MICHIGAN CITY — The city is set to relive history in a weekend event celebrating the pom-pom team of the former Rogers High School and its Olympian former coach.
Barbara Jones Slater, the track and field star who became the youngest Olympic athletics gold medalist at age 15 in 1952, coached the Rogers Raiderettes pom-pom team from 1978 to 1984. Slater, 80, is returning to Michigan City along with several former Raiderettes for a reunion that will feature a meet-and-greet and health fair and kick off the scholarship foundation Slater is starting.
The inaugural scholarship award, $5,000, will be awarded to a senior attending Michigan City High School who’s already been accepted into college, according to Regina Burks-Holloman, a former Raiderette and member of the event planning committee.
The scholarship was born out of Slater’s respect for education, one of the driving forces in her life after she finished her career as a track star.
Slater broke the world record in the 1952 Olympics in Helsinki, Finland, where she ran in the 4x100-meter relay for the U.S. team. Slater said she missed the 1956 Olympics because of an injury, allowing alternate Wilma Rudolph to take her place.
“The reporters … called me wonderful, fantastic, great, beautiful, all that when I had broken the world’s record,” Slater said. “And when my leg didn’t heal, all of a sudden I was a has-been. I was a fluke.”
Slater proved the naysayers wrong, returning to the Olympics in 1960 and winning gold in the 4x100-meter relay.
But when Slater was teaching and coaching in Michigan City, her students didn’t know she was an Olympian. Slater wanted her daughter, whom she said was exceptional at volleyball and basketball, to be able to get the recognition she deserved without it being credited to Slater’s success.

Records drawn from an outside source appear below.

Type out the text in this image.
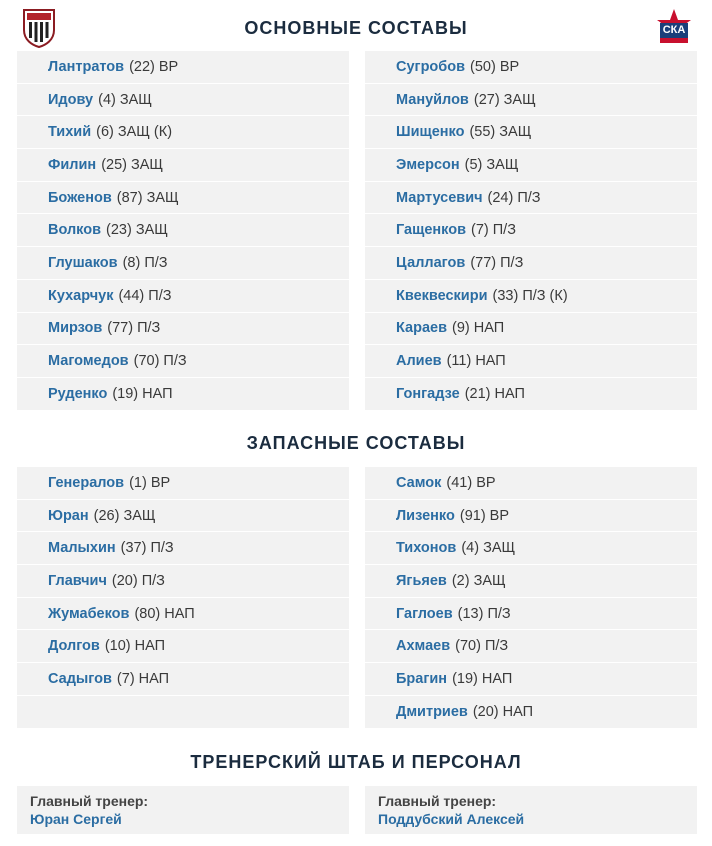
СКА
ОСНОВНЫЕ СОСТАВЫ
Лантратов (22) ВР
Идову (4) ЗАЩ
Тихий (6) ЗАЩ (К)
Филин (25) ЗАЩ
Боженов (87) ЗАЩ
Волков (23) ЗАЩ
Глушаков (8) П/З
Кухарчук (44) П/З
Мирзов (77) П/З
Магомедов (70) П/З
Руденко (19) НАП
Сугробов (50) ВР
Мануйлов (27) ЗАЩ
Шищенко (55) ЗАЩ
Эмерсон (5) ЗАЩ
Мартусевич (24) П/З
Гащенков (7) П/З
Цаллагов (77) П/З
Квеквескири (33) П/З (К)
Караев (9) НАП
Алиев (11) НАП
Гонгадзе (21) НАП
ЗАПАСНЫЕ СОСТАВЫ
Генералов (1) ВР
Юран (26) ЗАЩ
Малыхин (37) П/З
Главчич (20) П/З
Жумабеков (80) НАП
Долгов (10) НАП
Садыгов (7) НАП
Самок (41) ВР
Лизенко (91) ВР
Тихонов (4) ЗАЩ
Ягьяев (2) ЗАЩ
Гаглоев (13) П/З
Ахмаев (70) П/З
Брагин (19) НАП
Дмитриев (20) НАП
ТРЕНЕРСКИЙ ШТАБ И ПЕРСОНАЛ
Главный тренер:
Юран Сергей
Главный тренер:
Поддубский Алексей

Slater said her parents kept her grounded and disciplined — something she passed on to her students at Rogers High School. She made sure the Raiderettes were focused on their studies, avoiding trouble and building up their confidence.
The tough love worked, as Raiderettes went on to become lawyers, doctors, teachers and judges, to name a few, according to Slater.
Burks-Holloman, now a behavior specialist, credits Slater’s influence for changing her life. She said she grew up in poverty, one of nine children, and Slater would thus look out for her, packing her lunches when the Raiderettes traveled to different events.
Burks-Holloman, who was a captain for the Raiderettes, said Slater helped her get into college after a guidance counselor told her and other African-American students they likely wouldn’t be accepted anywhere. Slater stood up to the counselor and went a step further, helping Burks-Holloman fill out college applications and FAFSA and paying for application fees and school supplies.
Another former student of Slater’s, Tommy Amico, who choreographed the Raiderettes’ routines and is also on the planning committee, has been working with Slater long after he graduated. Amico said Slater took him under her wing and helped him to the success he has today.
The impact Slater had on her students was the driving force behind the weekend reunion event, according to Amico.